Включил свет и статуей застыл на пороге, вытаскивая язык из глотки, куда тот провалился от удивления – в кухне, видимо, вчера была война. Война между мною и мной, завершившаяся полным разгромом противника, разбитием примерно половины личного состава бьющейся посуды и полным опрокидыванием на пол небьющейся. Интересно, что обо мне вчера подумал тот падла-сосед снизу? Впрочем, его проблемы.
Ни запах Женечкиных духов, ни убийство Четырехглазого не трогали меня в тот момент, когда я открыл глаза. Было жутко, противно, муторно, но причина была в другом. Я просто болел с похмелья. Болел невероятно, за всю свою большую семью – папу с мамой и семерых братьев, которых я лет пятнадцать не видел и видеть не имел желания.

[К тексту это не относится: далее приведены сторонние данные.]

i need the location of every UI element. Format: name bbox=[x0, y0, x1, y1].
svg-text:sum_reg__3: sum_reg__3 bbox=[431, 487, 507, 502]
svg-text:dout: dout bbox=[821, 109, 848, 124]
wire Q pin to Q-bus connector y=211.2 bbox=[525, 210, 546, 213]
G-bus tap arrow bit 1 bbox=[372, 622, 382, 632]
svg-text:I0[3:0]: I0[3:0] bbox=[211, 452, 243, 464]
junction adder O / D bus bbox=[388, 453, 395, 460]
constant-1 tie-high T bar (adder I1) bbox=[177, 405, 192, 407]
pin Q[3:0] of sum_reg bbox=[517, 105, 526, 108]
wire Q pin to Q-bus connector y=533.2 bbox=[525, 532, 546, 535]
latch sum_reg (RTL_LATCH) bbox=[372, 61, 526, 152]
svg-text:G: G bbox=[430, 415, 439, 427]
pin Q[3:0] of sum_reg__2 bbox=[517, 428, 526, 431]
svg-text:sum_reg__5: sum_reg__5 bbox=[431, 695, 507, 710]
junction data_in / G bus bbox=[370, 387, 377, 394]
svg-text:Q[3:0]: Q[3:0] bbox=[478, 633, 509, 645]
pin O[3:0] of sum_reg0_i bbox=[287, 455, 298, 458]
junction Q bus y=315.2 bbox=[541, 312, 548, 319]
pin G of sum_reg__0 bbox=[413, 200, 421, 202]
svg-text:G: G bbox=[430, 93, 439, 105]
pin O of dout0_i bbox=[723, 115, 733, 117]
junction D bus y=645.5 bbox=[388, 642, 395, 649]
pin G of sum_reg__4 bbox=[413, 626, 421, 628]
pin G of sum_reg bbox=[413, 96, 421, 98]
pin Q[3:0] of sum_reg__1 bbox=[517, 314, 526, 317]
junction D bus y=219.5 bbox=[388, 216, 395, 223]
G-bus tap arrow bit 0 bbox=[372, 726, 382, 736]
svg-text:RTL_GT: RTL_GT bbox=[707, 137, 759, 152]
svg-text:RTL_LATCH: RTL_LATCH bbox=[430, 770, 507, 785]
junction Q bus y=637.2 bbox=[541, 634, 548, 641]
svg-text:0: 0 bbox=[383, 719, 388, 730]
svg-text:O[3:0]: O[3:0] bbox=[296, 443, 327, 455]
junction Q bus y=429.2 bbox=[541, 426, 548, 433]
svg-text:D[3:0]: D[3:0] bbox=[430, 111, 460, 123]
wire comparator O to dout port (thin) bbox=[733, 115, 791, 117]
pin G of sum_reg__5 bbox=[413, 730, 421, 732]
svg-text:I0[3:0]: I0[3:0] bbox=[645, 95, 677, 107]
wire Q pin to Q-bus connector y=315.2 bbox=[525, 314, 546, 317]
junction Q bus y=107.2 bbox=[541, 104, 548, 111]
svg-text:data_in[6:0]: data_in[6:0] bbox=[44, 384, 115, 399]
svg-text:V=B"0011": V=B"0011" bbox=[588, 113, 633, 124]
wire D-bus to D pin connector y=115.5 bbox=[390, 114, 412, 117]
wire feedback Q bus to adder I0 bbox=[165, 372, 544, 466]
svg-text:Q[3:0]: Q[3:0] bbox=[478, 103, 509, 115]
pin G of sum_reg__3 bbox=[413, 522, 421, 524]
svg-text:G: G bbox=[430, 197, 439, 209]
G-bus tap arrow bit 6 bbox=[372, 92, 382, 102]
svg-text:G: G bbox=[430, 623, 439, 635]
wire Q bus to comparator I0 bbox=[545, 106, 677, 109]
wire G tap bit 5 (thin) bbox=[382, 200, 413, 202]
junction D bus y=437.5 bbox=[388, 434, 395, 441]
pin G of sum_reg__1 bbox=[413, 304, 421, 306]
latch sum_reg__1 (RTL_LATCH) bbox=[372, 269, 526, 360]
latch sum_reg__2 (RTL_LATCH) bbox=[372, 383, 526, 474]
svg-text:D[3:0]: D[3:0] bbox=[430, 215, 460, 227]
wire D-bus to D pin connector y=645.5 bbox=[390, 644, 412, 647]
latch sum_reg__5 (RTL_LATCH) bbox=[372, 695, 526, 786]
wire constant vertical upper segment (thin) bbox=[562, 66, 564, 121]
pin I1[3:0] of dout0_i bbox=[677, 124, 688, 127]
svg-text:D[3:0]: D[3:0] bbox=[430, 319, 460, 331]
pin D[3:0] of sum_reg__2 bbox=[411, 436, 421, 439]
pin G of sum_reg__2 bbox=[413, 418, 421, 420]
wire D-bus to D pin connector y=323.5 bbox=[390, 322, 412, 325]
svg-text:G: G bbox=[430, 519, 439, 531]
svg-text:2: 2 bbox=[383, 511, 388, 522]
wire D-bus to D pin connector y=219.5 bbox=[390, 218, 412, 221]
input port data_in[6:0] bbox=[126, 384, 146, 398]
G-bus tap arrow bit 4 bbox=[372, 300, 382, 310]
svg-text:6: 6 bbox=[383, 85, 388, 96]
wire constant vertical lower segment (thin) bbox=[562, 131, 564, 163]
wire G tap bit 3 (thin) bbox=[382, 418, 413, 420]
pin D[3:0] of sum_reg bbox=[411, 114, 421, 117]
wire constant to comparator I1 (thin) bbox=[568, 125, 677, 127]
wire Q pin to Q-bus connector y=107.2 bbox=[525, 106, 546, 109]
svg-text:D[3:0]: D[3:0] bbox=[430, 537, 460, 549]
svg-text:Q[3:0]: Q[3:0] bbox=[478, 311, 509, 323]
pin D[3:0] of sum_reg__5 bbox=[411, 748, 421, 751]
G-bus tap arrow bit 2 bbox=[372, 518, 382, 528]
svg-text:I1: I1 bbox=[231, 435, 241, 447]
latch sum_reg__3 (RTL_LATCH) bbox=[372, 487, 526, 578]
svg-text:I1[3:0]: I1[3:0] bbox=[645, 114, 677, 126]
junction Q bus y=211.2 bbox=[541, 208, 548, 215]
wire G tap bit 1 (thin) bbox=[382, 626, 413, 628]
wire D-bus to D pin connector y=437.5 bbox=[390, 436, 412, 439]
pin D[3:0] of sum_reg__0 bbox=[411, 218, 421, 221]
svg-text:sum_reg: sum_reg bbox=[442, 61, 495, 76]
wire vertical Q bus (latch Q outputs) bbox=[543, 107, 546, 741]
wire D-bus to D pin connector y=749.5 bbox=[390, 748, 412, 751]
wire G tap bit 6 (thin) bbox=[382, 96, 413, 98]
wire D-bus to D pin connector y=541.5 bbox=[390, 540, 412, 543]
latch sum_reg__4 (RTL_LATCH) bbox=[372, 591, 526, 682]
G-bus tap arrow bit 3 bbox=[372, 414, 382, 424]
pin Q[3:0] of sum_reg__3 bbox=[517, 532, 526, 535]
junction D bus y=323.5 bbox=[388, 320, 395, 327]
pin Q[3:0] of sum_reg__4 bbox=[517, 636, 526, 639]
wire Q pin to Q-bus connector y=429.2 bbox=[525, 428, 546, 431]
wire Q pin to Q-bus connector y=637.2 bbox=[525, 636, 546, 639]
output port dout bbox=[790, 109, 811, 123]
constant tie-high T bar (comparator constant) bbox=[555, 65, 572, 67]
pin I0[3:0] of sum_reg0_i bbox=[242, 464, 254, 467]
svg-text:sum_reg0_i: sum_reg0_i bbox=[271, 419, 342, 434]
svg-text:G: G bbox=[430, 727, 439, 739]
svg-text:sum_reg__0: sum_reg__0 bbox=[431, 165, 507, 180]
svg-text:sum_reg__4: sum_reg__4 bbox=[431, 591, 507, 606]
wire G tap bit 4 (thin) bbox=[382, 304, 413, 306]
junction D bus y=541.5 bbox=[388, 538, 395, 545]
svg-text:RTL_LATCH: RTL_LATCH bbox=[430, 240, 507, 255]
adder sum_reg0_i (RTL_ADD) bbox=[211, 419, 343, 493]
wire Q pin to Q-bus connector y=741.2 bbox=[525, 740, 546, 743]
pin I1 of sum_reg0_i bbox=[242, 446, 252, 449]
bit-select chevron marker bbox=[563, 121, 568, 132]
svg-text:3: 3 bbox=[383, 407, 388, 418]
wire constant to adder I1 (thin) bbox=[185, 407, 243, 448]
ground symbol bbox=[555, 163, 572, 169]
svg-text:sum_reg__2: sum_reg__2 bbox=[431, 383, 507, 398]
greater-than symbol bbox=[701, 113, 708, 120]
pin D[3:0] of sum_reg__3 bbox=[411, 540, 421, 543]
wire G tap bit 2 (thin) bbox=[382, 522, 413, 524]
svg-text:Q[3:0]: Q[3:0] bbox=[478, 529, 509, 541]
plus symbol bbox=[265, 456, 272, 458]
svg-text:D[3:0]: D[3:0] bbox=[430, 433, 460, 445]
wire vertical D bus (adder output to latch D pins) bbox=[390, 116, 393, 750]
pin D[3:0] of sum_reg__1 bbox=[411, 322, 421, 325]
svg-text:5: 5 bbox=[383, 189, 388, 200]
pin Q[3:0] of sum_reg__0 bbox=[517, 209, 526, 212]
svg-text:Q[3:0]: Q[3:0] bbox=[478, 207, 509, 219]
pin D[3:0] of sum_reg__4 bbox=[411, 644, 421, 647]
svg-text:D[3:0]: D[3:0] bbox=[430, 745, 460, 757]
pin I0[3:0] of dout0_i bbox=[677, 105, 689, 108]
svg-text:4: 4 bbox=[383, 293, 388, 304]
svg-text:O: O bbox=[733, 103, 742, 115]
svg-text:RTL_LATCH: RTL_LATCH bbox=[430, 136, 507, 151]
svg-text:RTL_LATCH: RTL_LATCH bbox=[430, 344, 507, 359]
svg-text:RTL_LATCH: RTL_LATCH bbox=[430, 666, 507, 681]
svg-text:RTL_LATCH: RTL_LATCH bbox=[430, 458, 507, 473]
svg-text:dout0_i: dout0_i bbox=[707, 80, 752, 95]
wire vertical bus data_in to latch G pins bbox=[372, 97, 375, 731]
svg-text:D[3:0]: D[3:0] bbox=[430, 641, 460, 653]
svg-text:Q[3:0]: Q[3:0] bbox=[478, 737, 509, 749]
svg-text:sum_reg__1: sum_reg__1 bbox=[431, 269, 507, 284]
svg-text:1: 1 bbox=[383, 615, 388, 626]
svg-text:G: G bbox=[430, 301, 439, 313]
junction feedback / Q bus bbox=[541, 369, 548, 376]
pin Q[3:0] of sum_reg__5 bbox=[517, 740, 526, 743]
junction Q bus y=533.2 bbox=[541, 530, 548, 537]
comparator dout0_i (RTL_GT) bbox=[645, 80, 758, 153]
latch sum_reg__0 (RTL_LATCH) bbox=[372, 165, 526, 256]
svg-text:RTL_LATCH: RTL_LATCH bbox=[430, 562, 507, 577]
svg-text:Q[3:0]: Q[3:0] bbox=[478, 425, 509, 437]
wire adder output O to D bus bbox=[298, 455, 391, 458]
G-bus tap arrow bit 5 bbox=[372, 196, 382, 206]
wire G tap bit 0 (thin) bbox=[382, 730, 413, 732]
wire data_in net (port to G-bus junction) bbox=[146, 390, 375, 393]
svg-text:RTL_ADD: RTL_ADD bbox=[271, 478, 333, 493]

Голова трещала, как лед на крутом морозе. Язык во рту ворочался с трудом, ему приходилось с боем продираться сквозь липкую грязь, осевшую на зубах, небе, деснах после вчерашнего. Было стыдно. Стыдно того, что напился, как свинья. Хорошо хоть, что соседу снизу не пошел морду бить, хотя стоило – третьего дня выплеснул из окна помои и обляпал мое такси, стоявшее во дворе. И мне, высунувшему, как Савраска, язык, пришлось отмывать грязь своими руками.
Хотя, стесняться мне, по большому счету, было нечего. Морда соседа осталась целая и невредимая, и вообще я старался никому на глаза не показываться, пия в строгом и гордом одиночестве. Свидетелями моего позора были только тараканы, но им было плевать, в каком состоянии я нахожусь. Пьяный – так пьяный, трезвый – так трезвый. Они особой разницы не видели. Лишь бы крошки в кухне оставлял.
Головная боль была дикой и заставляла задуматься – не слишком ли быстро я начал пьянеть и не есть ли это первый признак алкоголизма? Поразмыслив, я решил, что пьянеть стал действительно до неприличия быстро. И, пожалуй, это есть ни что иное, как следствие нездорового образа жизни – в последние несколько месяцев я практически не ложился спать в трезвом виде. В результате – полная потеря памяти после единственной бутылки коньяка, тупой стук в висках и острые угрызения совести – и это у здорового тридцатитрехлетнего мужика, поверите? Свихнуться можно.
Так и валялся в постели, терзаясь головой в полной темноте – за окном была ночь, фонари во дворе какие-то сволочи повыбивали еще в те времена, когда я мог запросто нарисовать прямую линию так, чтобы она не выглядела очень волнистой, а это было в глубокой древности, года два-три назад. В общем, в окна спальни, которые я вчера, с пьяных глаз, так и не задернул шторами, если и попадал какой свет, то только свет карманного фонарика случайных прохожих. Потому что небо было, как сплошной шмат антрацита – его затянул плотный слой туч, сквозь которые не могла пробиться ни Луна ни, тем более, звезды.
Жутко горели трубы. Аж пар изо рта шел. Но вставать теплыми со сна ногами на холодный и скользкий, как лягушка, линолеум пола не хотелось. Я терпел. Сколько – не знаю. До тех пор, пока трубы окончательно не перегрелись и не поставили мне ультиматум: либо я встаю, иду в кухню и жадными глотками заглатываю половину чайника кипяченой воды, либо они перекрывают доступ воздуха в организм, и я пропадаю от удушья в страшных муках во цвете лет.
Это, конечно, был шантаж, но я подчинился. Помирать с похмелья только потому, что поленился встать и напиться вволю, было глупо. А посему я, хоть и с трудом, преодолел сопротивление туловища, поставил его на ноги и, шлепая босыми ступнями по полу, направился в кухню.
Включил свет и статуей застыл на пороге, вытаскивая язык из глотки, куда тот провалился от удивления – в кухне, видимо, вчера была война. Война между мною и мной, завершившаяся полным разгромом противника, разбитием примерно половины личного состава бьющейся посуды и полным опрокидыванием на пол небьющейся. Интересно, что обо мне вчера подумал тот падла-сосед снизу? Впрочем, его проблемы.